Nun kann es natürlich sein, dass es einem Christenmenschen so ergeht, wie es dem Verfasser des Petrusbriefes gegangen sein muss. Er vertraut fest auf die Zusage Gottes, dass es ein ewiges Himmelreich geben wird. Und für uns Christen ist dieses Reich ja daran gebunden, dass Jesus Christus in die Welt gekommen ist. Damit hat etwas ganz neues angefangen. Seit Christi Tod und Auferstehung gibt es Hoffnung auf eine freudevolle, endzeitliche Zukunft. Wir Christen warten darauf, dass unser Herr wiederkommt, und dann wird alles in seiner ganzen Fülle war, was jetzt nur bruchstückhaft aufscheint, und worauf wir hoffen. Dem Verfasser des Petrusbriefes sind nun andere Menschen entgegen getreten, die ihn in seinem Glauben und seiner Hoffnung verunsichert haben. Die sogenannten „Spötter“. Dabei muss es sich um Christen gehandelt haben, die sich in der Welt eingerichtet haben, für die das Warten auf die Rückkehr des Herrn nicht mehr viel mehr war als ein Lippenbekenntnis. Sie lebten nach dem Motto, lasst uns das Leben genießen, wir wissen ja nicht, ob der Herr heute oder morgen oder überhaupt noch kommt. Eine solche Geisteshaltung, im Brustton der Überzeugung vorgetragen, kann verunsichern. Die Spötter – und es gab solche Denkhaltungen nicht nur damals, sie sind auch heute gar nicht selten – die hatten ein Argument, das schwer zu widerlegen war. Dieses Argument lautete ganz einfach: „Wo bleibt er denn, euer Herr. Jetzt ist er schon so lange nicht gekommen! Schöne Versprechungen sind das! Wahrscheinlich hat er sich nicht bloß verspätet, sondern er kommt überhaupt nicht mehr, und dann ist eure Hoffnung auf seine Verheißung wertlos“. Diese Denkweise hat bis heute nichts von ihrer Aktualität verloren, im Gegenteil. Die christliche Kirche wartet nun schon seit zweitausend Jahren, und wo bleibt er denn jetzt?

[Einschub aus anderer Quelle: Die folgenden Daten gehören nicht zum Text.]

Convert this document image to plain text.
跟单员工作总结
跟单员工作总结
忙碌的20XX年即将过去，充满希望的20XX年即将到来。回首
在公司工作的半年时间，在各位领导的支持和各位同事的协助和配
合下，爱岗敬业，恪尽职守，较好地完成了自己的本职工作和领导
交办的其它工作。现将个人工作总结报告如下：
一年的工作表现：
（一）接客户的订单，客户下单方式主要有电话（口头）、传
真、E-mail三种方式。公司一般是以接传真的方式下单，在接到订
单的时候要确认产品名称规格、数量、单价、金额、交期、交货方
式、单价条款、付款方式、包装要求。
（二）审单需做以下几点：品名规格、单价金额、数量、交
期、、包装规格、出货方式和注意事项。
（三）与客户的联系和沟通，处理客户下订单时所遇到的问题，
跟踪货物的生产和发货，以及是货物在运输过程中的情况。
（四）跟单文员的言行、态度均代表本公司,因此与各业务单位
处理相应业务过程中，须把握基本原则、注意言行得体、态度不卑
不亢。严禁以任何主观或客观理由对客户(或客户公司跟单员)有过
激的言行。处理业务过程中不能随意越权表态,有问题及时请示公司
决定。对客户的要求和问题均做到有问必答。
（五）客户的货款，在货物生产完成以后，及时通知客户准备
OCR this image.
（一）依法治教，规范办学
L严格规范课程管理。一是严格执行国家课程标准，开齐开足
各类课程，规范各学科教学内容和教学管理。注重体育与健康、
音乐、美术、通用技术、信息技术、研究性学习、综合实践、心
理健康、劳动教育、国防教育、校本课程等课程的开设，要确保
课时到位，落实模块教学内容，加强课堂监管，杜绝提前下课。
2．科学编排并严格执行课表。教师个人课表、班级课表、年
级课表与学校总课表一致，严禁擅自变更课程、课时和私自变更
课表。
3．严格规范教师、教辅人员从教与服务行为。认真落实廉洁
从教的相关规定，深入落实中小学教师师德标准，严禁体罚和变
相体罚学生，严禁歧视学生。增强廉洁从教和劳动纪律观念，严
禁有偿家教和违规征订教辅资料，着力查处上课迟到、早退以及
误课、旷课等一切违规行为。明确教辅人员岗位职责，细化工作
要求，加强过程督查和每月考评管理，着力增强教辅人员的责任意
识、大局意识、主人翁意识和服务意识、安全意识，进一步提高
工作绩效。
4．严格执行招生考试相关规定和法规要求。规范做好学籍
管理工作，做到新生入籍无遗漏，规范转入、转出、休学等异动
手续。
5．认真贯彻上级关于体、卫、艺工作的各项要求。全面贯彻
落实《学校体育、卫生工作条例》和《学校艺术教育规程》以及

Der Verfasser des Petrusbriefes findet eine ganz überraschende Antwort. Er sagt, es geht gar nicht darum, die Zeit zu wissen. Gott hat ohnedies ganz andere Maßstäbe. Für ihn sind tausend Jahre wie ein Tag, und auch das ist nicht als Zeitangabe gemeint. Bei Gott gibt es keine Zeiträume, die sich mit Uhren und Kalendern messen lässt, sondern für Gott zählt die Zeit nach ihren Inhalten. Und deshalb kommt der Auferstandene noch nicht. Seit dem ersten Osterfest ist eine neue Zeit in der Welt, nämlich die Zeit, in der die Menschen nach dem Willen Jesu leben und an ihn glauben sollen. Er möchte sozusagen nicht einen Stichtag setzen, und dann einen Strich ziehen, wer vor dem Stichtag geglaubt hat, der kommt in den Himmel, und wer nicht, der halt hat Pech gehabt. Der Verfasser versteht das Ausbleiben der Endzeit also nicht als eine Verzögerung oder gar als Vertröstung, sondern eher als eine Chance.. Gott möchte uns die Gelegenheit geben, so in der Welt zu leben, dass unser Leben Sinn hat. Wir leben also gleichsam zwischen Zeiten. Zum einen blicken wir zurück in die Zeit vor der Auferstehung. In dieser Zeit gab es noch keinen christlichen Glauben und damit konnte ja auch niemand an Christus glauben. Und wir blicken nach vorn, auf das was uns durch die Botschaft von der Auferstehung und dem ewigen Leben verheißen. Zwischen diesen beiden Polen müssen wir uns nun einrichten. Wir sollen also so in der Welt leben, als ob der Herr morgen oder womöglich sogar heute kommt, aber eben auch so, als ob es noch sehr lange dauern könnte. Unser Leben soll davon bestimmt sein, dass die Ewigkeit kommt.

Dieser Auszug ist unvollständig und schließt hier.